By construction, there is an increasing sequence approximating $B$ if $\mathcal D$ is directed upwards.

Questions:

1. Why do we need $\mathcal D$ nonempty? It seems that the proof shows that the supremum is $\emptyset$ if $\mathcal D$ is empty.

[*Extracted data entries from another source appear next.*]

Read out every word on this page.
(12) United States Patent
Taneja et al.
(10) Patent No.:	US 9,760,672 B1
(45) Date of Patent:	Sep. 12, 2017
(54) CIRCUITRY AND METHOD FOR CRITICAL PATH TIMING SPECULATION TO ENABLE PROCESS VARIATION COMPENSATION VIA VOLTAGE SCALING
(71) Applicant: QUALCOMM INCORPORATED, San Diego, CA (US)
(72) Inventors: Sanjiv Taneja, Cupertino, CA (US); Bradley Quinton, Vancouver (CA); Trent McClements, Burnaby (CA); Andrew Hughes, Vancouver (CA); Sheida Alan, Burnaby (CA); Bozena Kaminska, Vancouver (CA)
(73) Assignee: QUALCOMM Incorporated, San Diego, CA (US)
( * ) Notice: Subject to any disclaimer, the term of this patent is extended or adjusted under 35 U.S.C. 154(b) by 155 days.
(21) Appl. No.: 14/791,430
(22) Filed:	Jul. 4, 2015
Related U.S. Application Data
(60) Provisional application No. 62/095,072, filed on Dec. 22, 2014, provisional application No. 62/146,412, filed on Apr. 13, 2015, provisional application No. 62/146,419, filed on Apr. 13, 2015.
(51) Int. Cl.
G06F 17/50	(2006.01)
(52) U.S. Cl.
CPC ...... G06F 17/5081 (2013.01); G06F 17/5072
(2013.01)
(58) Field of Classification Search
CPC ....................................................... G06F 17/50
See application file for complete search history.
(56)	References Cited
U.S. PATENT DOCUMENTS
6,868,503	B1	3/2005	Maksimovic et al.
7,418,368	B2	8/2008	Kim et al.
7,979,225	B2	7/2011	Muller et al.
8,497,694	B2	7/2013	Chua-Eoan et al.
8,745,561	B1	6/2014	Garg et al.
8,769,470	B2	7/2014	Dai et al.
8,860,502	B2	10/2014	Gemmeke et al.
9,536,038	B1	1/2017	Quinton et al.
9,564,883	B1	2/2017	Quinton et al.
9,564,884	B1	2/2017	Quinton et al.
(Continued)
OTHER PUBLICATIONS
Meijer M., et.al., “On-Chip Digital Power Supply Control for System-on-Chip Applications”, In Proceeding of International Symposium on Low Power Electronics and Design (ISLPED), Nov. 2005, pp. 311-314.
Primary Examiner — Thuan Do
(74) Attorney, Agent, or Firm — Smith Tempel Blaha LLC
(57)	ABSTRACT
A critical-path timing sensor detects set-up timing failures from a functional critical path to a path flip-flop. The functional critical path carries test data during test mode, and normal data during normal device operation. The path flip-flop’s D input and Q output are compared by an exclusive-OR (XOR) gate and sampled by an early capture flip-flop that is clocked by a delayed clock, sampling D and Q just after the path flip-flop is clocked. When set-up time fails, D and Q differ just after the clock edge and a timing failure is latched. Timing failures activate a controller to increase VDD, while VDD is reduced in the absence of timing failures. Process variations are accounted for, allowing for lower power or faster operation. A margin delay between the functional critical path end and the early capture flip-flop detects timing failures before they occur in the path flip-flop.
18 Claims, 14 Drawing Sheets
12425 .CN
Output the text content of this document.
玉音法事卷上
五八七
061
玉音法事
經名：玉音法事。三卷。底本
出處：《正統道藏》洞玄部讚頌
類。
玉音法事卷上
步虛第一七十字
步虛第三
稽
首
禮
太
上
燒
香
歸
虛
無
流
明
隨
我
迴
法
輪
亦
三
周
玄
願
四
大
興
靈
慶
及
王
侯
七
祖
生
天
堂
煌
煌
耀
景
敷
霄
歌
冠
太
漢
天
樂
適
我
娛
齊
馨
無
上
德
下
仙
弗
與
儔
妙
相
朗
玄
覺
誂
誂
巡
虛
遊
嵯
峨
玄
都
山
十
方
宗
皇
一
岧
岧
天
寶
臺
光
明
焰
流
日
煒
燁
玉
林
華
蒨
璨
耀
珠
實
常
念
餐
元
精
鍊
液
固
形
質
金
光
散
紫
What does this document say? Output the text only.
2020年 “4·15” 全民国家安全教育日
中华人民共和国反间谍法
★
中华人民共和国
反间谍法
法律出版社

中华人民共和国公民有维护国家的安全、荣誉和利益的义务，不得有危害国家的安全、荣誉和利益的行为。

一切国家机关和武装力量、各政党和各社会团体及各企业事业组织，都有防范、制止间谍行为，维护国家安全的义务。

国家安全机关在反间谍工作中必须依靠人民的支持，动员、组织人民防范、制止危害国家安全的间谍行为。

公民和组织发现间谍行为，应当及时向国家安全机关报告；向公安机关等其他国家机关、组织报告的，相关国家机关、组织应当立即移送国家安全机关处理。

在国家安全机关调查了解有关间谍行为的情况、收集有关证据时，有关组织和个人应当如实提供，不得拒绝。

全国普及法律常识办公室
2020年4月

2. Why is the last sentence true? If we define $A_n=\cup [\cup_{k=1}^{n}\mathcal C_k]$ for each $n$, then $B=\cup_{n=1}^{\infty}A_n$ is a countable union of increasing sets in $\mathcal F$. But don't we need $\mathcal D$ to be closed under countable unions if we want $A_n\in\mathcal D$?

Answer 1

1. Note that if $(S,\le)$ is a poset, $\sup \varnothing$ exists if and only if $S$ has the smallest element.
2. You may construct an increasing sequence $\{A_n\}$ in $\mathcal{D}$ as follows. Take $A_1=\mathcal{C}_{1,1}$, $A_2=A_1\cup \mathcal{C}_{2,1}$, $A_3=A_2\cup \mathcal{C}_{1,2}$, $A_4=A_3\cup \mathcal{C}_{3,1}$, $A_5=A_4\cup \mathcal{C}_{2,2}$, and so on.